Stream Architecture

How can we build a persistent message queue that scales to millions of messages/second?

For example, today’s cars are equipped with a data storage device, the EDR (event data recorder), which stores all the sensor data for the vehicle. Such data could be used for routing, dashboard analytics, or mechanical operation (cruise control, lane correction, auto parking, etc). This is just one of many use cases in the IoT universe, all requiring connectivity to control centers and real-time processing of data streams. In many real-world use cases, batch processing does not effectively match reality, and real-time processing is required, with a new data maxim, “use it and lose it”.

How do we architect such a system? The answer proposed by Dunning & Friedman’s book Streaming Architecture is that we use data streams throughout our entire architecture. We can refer to this as Universal Stream-based Architecture. In this structure data is used immediately upon ingestion, but we still need durability in case processess downstream aren’t ready to process the stream (the data should persist in some way, and be processed when the stream is flowing again). Another key idea of this architecture is to decouple data sources from data consumers. Data may flow to an archive, to an aggregator in a batch process, and towards stream processing. The point is, each of these consumers can perform their respective tasks, although their needs from the data are different. This design is flexible.

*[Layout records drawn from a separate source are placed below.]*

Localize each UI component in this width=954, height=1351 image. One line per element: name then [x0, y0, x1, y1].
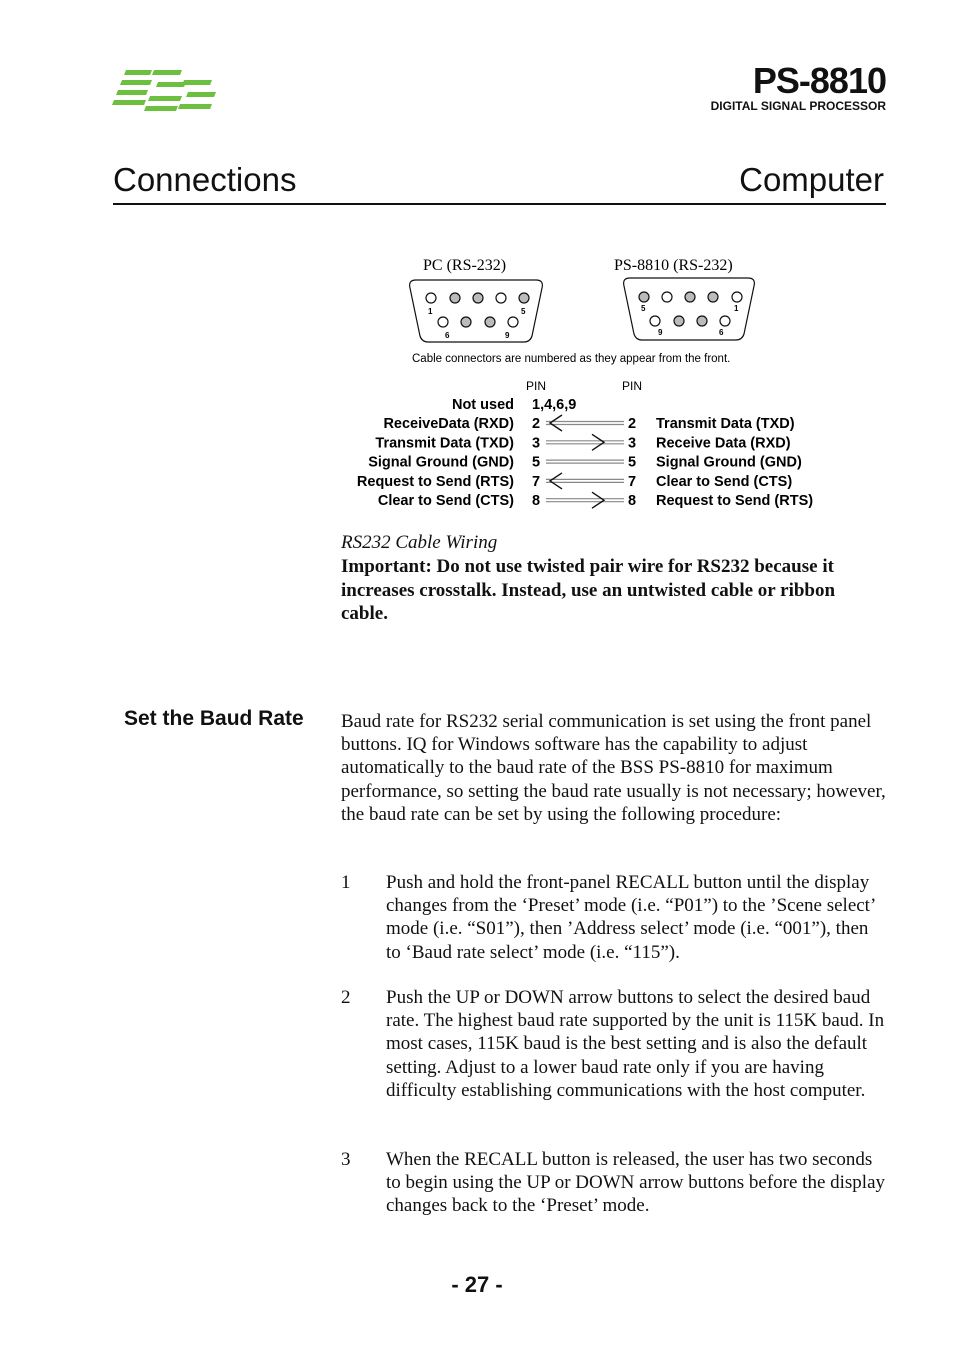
device-pin-label: 6 [719, 328, 724, 337]
step-number: 2 [341, 987, 351, 1008]
arrow-right-icon [592, 434, 604, 450]
pc-pin-label: 1 [428, 307, 433, 316]
left-signal-label: Clear to Send (CTS) [377, 493, 514, 510]
arrow-left-icon [550, 415, 562, 431]
section-title-right: Computer [739, 161, 884, 198]
arrow-right-icon [592, 492, 604, 508]
warning-note: Important: Do not use twisted pair wire for RS232 because it increases crosstalk. Instead, use an untwisted cable or ribbon cable. [341, 556, 836, 624]
right-pin-number: 7 [628, 473, 637, 490]
right-pin-number: 5 [628, 454, 637, 471]
step-text: When the RECALL button is released, the user has two seconds to begin using the UP or DOWN arrow buttons before the display changes back to the ‘Preset’ mode. [386, 1149, 886, 1217]
arrow-left-icon [550, 473, 562, 489]
wire-rows [357, 415, 813, 509]
rs232-wiring-diagram [330, 250, 850, 515]
left-signal-label: Signal Ground (GND) [368, 454, 514, 471]
left-signal-label: Transmit Data (TXD) [375, 435, 514, 452]
page-number: - 27 - [451, 1272, 503, 1297]
right-signal-label: Transmit Data (TXD) [656, 416, 795, 432]
device-pin-label: 1 [734, 304, 739, 313]
pc-db9-connector [410, 280, 543, 342]
left-pin-number: 3 [532, 435, 541, 452]
right-signal-label: Receive Data (RXD) [656, 435, 791, 452]
baud-intro: Baud rate for RS232 serial communication is set using the front panel buttons. IQ for Windows software has the capability to adjust automatically to the baud rate of the BSS PS-8810 for maximum performance, so setting the baud rate usually is not necessary; however, the baud rate can be set by using the following procedure: [341, 711, 886, 825]
pin-header-left: PIN [526, 379, 547, 393]
not-used-pins: 1,4,6,9 [532, 397, 577, 413]
wire-line [546, 434, 624, 450]
step-text: Push and hold the front-panel RECALL button until the display changes from the ‘Preset’ mode (i.e. “P01”) to the ’Scene select’ mode (i.e. “S01”), then ’Address select’ mode (i.e. “001”), then to ‘Baud rate select’ mode (i.e. “115”). [386, 872, 875, 963]
pc-connector-label: PC (RS-232) [423, 257, 507, 274]
wire-row [378, 492, 813, 509]
left-pin-number: 2 [532, 416, 541, 432]
connector-note: Cable connectors are numbered as they appear from the front. [412, 353, 731, 365]
not-used-label: Not used [451, 397, 514, 413]
right-signal-label: Signal Ground (GND) [656, 454, 802, 471]
right-pin-number: 8 [628, 493, 637, 510]
left-signal-label: ReceiveData (RXD) [383, 416, 514, 432]
right-signal-label: Clear to Send (CTS) [656, 473, 793, 490]
bss-logo [112, 66, 218, 114]
section-title-left: Connections [113, 161, 297, 198]
device-pin-label: 9 [658, 328, 663, 337]
device-pin-label: 5 [641, 304, 646, 313]
wire-line [546, 415, 624, 431]
wire-line [546, 473, 624, 489]
step-number: 3 [341, 1149, 351, 1170]
wire-line [546, 492, 624, 508]
wire-row [368, 455, 802, 471]
wire-row [375, 434, 790, 451]
device-connector-label: PS-8810 (RS-232) [614, 257, 733, 274]
device-db9-connector [624, 278, 755, 340]
wire-line [546, 460, 624, 463]
pc-pin-label: 5 [521, 307, 526, 316]
step-number: 1 [341, 872, 351, 893]
product-subtitle: DIGITAL SIGNAL PROCESSOR [710, 99, 886, 113]
right-pin-number: 2 [628, 416, 637, 432]
pc-pin-label: 9 [505, 331, 510, 340]
baud-rate-heading: Set the Baud Rate [124, 707, 304, 730]
product-name: PS-8810 [752, 60, 886, 101]
right-pin-number: 3 [628, 435, 637, 452]
left-pin-number: 8 [532, 493, 541, 510]
diagram-caption: RS232 Cable Wiring [341, 532, 498, 553]
left-pin-number: 5 [532, 454, 541, 471]
right-signal-label: Request to Send (RTS) [656, 493, 814, 510]
left-signal-label: Request to Send (RTS) [356, 473, 514, 490]
wire-row [357, 473, 792, 490]
wire-row [383, 415, 794, 432]
header-rule [113, 203, 886, 205]
pc-pin-label: 6 [445, 331, 450, 340]
step-text: Push the UP or DOWN arrow buttons to select the desired baud rate. The highest baud rate supported by the unit is 115K baud. In most cases, 115K baud is the best setting and is also the default setting. Adjust to a lower baud rate only if you are having difficulty establishing communications with the host computer. [386, 987, 885, 1101]
pin-header-right: PIN [622, 379, 643, 393]
left-pin-number: 7 [532, 473, 541, 490]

Features can be added as they emerge in business development, without disrupting other existing processes.

producer/publisher: The data source that sends data to the messaging system.
consumer/subscriber: The processes that use the data provided by the producer.

Here are some essential characteristics we will expect from our messaging system:

Fuller independence of the producer and consumer
Persistence (as mentioned above, we need to be prepared for a hold up in the stream)
High rates of messages/second
Naming of topics (so consumers can subscribe to what they need)
A replayable sequence with strong ordering (useful for picking up the stream and replaying at any point)
Fault tolerance
Geo-distributed replication (if your service needs to work on all regions, this is required)

Messaging services like Kafka and Map R persist all messages while still handling over 1GB of message traffic per second per server.

Distributed system guarentees:

at-least-once: Every record is processed, but some may be processed more than once.
at-most-once: No record will be processed more than once, but some records may be lost.
exactly-once: Every record will be processed exactly once.

Apache Storm

real-time processing of unbounded streams
represented by Java objects that are constructed as messages are read
excels as low-latency, real-time analytics
the first on the scene, so longer history of documentation
does not support windowing (time period over which aggregations are made in stream processing)

Apache Spark Streaming

relies on Resilient Distributed Dataset (RDD), where if jobs are too big for in-memory, Spark spills to disk
requires a distributed storage system (like Cassandra)
works with Java, Python, and Scala

Apache Flink

low latency streaming, as well as batch
treats all batches as a special case of streaming
like Spark or Storm, requires a distributed storage system

Kafka transport

asynchronous, message-based, and persistant
decouple the producer from the consumer
require all messages to be acknowledged in order
sets up oersistence that can last for days or weeks (“surely they’re done with that message by now”)
producers send messages to a Kafka broker, which stores and forward messages for many topics
persistence of messages is unconditional
offers compaction (retain a message if no later message has been received with the same key), otherwise deleted

Apache Apex

both batch and low-latency processing
runs as a YARN as a application (Yet Another Resource Negotiator — the resource management layer of the Hadoop ecosystem)

Lambda Architecture

Blends the best of batch processing with stream processing to balance latency, throughput, and fault-tolerance. This structure requires an append-long, immutable data source. Every record is timestamped and is true (as it indeed records what entered at that point in time). There’s a whole tangent conversation regarding human error in such a system, and yet the persistence of the data source provides a record that can be navigated in the event of error detection and diagnosis.

Three layers:

batch processing: generate views based on all available data in a read-only database, where updates completely replace existing precomputed views (e.g. Hadoop).
real-time(speed) processing: provides views based on the most recent data, filling in the gaps in the batch processing views. May not be as accurate or complete as batch layer, but available in real-time (e.g. Storm).
serving layer (respond to queries): build views from the processed data (e.g. data stores like Cassandra or MongoDB, or Elasticsearch for querying output).